The Ninja were masters of stealth and silence, and they trained techniques day and night to ensure they were masters at the art of being unseen and unheard. It was through rigorous training the ninja were able to successfully ensure that every ninja would acquire the necessary skills to be stealthy and effective.
The training covered by the ninja would cover various areas, from hiding techniques, allowing them to remain unseen to walking techniques that enabled them to be silent in any environment. We will explore the various methods and systems the ninja employed to master their stealth techniques.
Essential to any ninja was the ability to conceal oneself at a moments notice. Whether the ninja was indoors or outdoors this ability was paramount, but typically these techniques were designed to work in the outdoors.
To utilize the Uzura-gakure was to crouch down and place your arms in front of your face and your head down. This position in darkness would leave the ninja looking simply like a traditional Japanese garden stone.
To hide using kannon-gakure was to press your body close to the wall, cover your face with your arm and to practise your ninja breathing techniques to slow your heart and silence your movements.
To hide using tanuki-gakure was simply to look for the nearest suitable tree. The goal was too choose a big, and leafy tree and to quickly and quietly climb and hide within a dense patch.

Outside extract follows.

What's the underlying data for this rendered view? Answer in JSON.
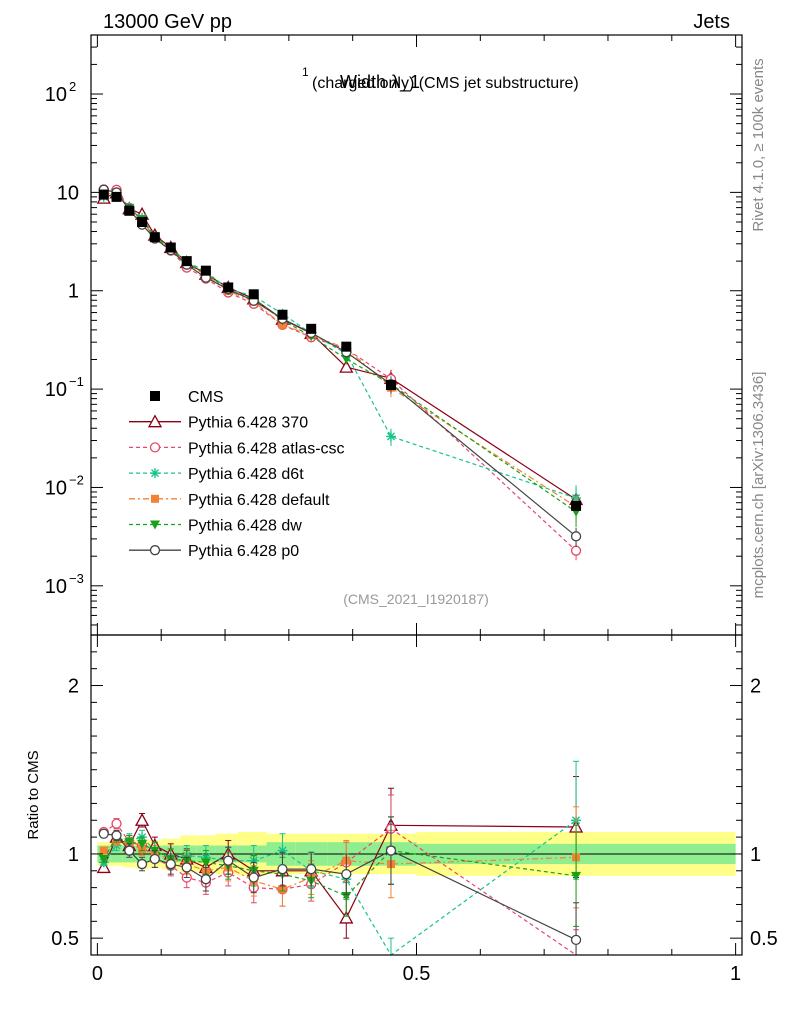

It was advisable when in place to stay incredibly still and it was common for the ninja to employ slow breathing techniques.
To successfully break into a target building or location, and to achieve a mission would often require the use of silent movement. the ninja were of course highly aware of this and practised many walking techniques that enabled them to traverse a diverse mix of situations and environments. We will detail all these methods below.
The primary walking move, the shinobi-ashi was to walk carefully and with poise, first placing the fourth, then middle toe on the ground and smoothly rolling down to the heel. The shinobi-ashi was a great walk when time was in abundance, as the gentle and flowing nature of the foot roll allowed almost silent movement.
To utilise uki-ashi or the floating foot, the ninja would walk entirely on the tips of their toes, with neither the heel or full foot touching the floor. This was perfect for moving close to an opponent silently but required practise and strength in the toes to utilise effectively.
The walk of the fox known as the kitsune-bashiri was similar to the dog walk, with the ninja keeping a low stance. However, the kitsune-bashiri was much more of a fast movement, with the ninja walking on all fours, but this on the tips of the feet and fingers. Much more difficult to master, the fox walk was however much quicker once mastered and of course allowed the ninja to keep their height low.
To walk in the Yoko-bashiri style, a ninja would place their back against a wall or fence. With the legs and arms in the star position, the ninja would cross both moving to he side and back to the star position.
The inu-bashiri was essentially to walk like a dog on all fours. The ninja would move forward with their knees almost fully bend, and their back leaning forward from 45 degrees to more. This stealth move made it easy for the ninja to spread their weight across four points and was useful when the ninja needed to keep their height low.
To utilise the most silent, and most difficult method of moving stealthily was to do the shin-so-toh-ho also known as the deep grass rabbit walk. The ninja would in a crouched position, place the balls of their feet on the top of their hands, walking effectively on the palms of their hands. Hard to master, and not a fast method of movement the shin-so-toh-ho would require much practise before a ninja was truly at ease using this technique.
Of course, not only did the ninja practise many techniques to ensure their exploits went unnoticed, they also ensured that their clothing was an asset to their stealth.
The Zouri were special sandals designed for maximum silence and stealth. The Zouri were made from a soft cotton under soles, and upper soles made from rope.
The shozoku was the name sometimes attributed to the complete outfit worn by the ninja. Of course it was comprised of many pieces, including the Uwagi, jacket and the Hakama, the trousers. These would cover the main bulk of the ninja but the real icing on the cake in the ninja outfit was the smaller pieces of clothing.
To aid their ability to appear invisible or allow them to hide easier, the ninja wore a few items that were essential for maximizing their stealth. The Zukin and Fukumen covered the ninja’s head, leaving only the smallest window for their eyes so the ninja could operate effectively. The Tekoh or ninja gloves again covered a critical part of the ninja’s body the hands. Without the tekoh the skin of a ninja would have been obvious at night when operating weapons or tools.
Of course, stealth was a key component in the ninja skill set. The ninja would have to practise to achieve skill in these techniques, with many of the walking techniques like the Shin-so-toh-ho requiring many hours of practise. In the heat of a dangerous mission, these techniques would pay dividends however, allowing the ninja to keep their mystique and remain the silent assassins they might need to be.